In una dimostrazione aperta a giornalisti, il prototipo KLD veniva guidato continuamente e senza risparmiare le prestazioni, eppure dopo il test le batterie erano rimaste fredde e il motore era solo leggermente tiepido. Segno che viene dissipata pochissima energia e che non è più necessario un sistema (a sua volta energivoro) per mantenere regolata la temperatura del pacco batterie. Questi due effetti da soli consentono un notevole risparmio di energia.

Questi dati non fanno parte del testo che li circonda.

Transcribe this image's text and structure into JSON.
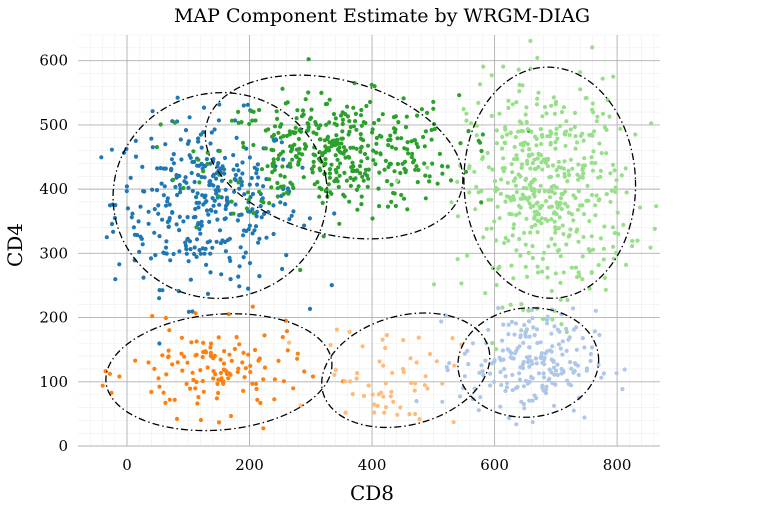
{
  "chart_data": {
    "type": "scatter",
    "title": "MAP Component Estimate by WRGM-DIAG",
    "xlabel": "CD8",
    "ylabel": "CD4",
    "xlim": [
      -80,
      870
    ],
    "ylim": [
      0,
      640
    ],
    "xticks": [
      0,
      200,
      400,
      600,
      800
    ],
    "yticks": [
      0,
      100,
      200,
      300,
      400,
      500,
      600
    ],
    "grid": true,
    "legend": "none",
    "clusters": [
      {
        "color": "#1f77b4",
        "count": 360,
        "center": [
          130,
          380
        ],
        "spread": [
          75,
          65
        ],
        "ellipse": {
          "cx": 152,
          "cy": 390,
          "rx": 175,
          "ry": 160,
          "angle": 10
        }
      },
      {
        "color": "#2ca02c",
        "count": 420,
        "center": [
          340,
          455
        ],
        "spread": [
          100,
          45
        ],
        "ellipse": {
          "cx": 338,
          "cy": 450,
          "rx": 215,
          "ry": 120,
          "angle": -15
        }
      },
      {
        "color": "#98df8a",
        "count": 480,
        "center": [
          685,
          400
        ],
        "spread": [
          65,
          85
        ],
        "ellipse": {
          "cx": 690,
          "cy": 410,
          "rx": 140,
          "ry": 180,
          "angle": 2
        }
      },
      {
        "color": "#ff7f0e",
        "count": 130,
        "center": [
          145,
          115
        ],
        "spread": [
          70,
          35
        ],
        "ellipse": {
          "cx": 150,
          "cy": 115,
          "rx": 185,
          "ry": 90,
          "angle": 5
        }
      },
      {
        "color": "#ffbb78",
        "count": 60,
        "center": [
          430,
          110
        ],
        "spread": [
          55,
          40
        ],
        "ellipse": {
          "cx": 455,
          "cy": 118,
          "rx": 140,
          "ry": 85,
          "angle": 15
        }
      },
      {
        "color": "#aec7e8",
        "count": 210,
        "center": [
          655,
          130
        ],
        "spread": [
          55,
          40
        ],
        "ellipse": {
          "cx": 655,
          "cy": 130,
          "rx": 115,
          "ry": 85,
          "angle": 5
        }
      }
    ]
  }
}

Per quanto riguarda il motore utilizzato da KLD sul prototipo, è del tipo a magneti permanenti senza spazzole con la novità dell’utilizzo di metalli amorfi per la realizzazione dell’elettromagnete sullo statore. Il metallo amorfo risponde ai campi magnetici ma non mantiene la magnetizzazione quando l’esposizione cessa. Questo effetto è stato cercato per ottenere una riduzione della resistenza elettrica presentata dal motore alla batteria. Inoltre lo statore non è realizzato come un blocco unico, ma come una corona composta da tanti spicchi separati. Questo permette di ottenere varie configurazioni diverse per il motore e le sue prestazioni. La contropartita, accettabile, è una dimensione leggermente maggiore del motore.

KLD ha intenzione di commercializzare il complesso motore+batteria ai costruttori di auto elettriche, magari ponendo come condizione l’esposizione di un logo come “KLD inside” per promuovere l’immagine della sua tecnologia. 

E’ stato presentato un prototipo di furgoncino elettrico che usa un pacco batterie da 6 kWh e offre un’autonomia di oltre 70 km e una velocità massima di 80 km/h. Se in assoluto questi numeri possono non apparire sensazionali, e bisogna considerare la massa relativamente ridotta del veicolo (mentre l’aerodinamica probabilmente lo sfavorisce rispetto a una berlina), è notevole però osservare che una Tesla Model S per offrire un’autonomia di circa 420 km deve portare con sè un pacco batterie da 85 kWh. Ossia circa 5 km/kWh, rispetto ai quasi 12 km/kWh del furgoncino KLD.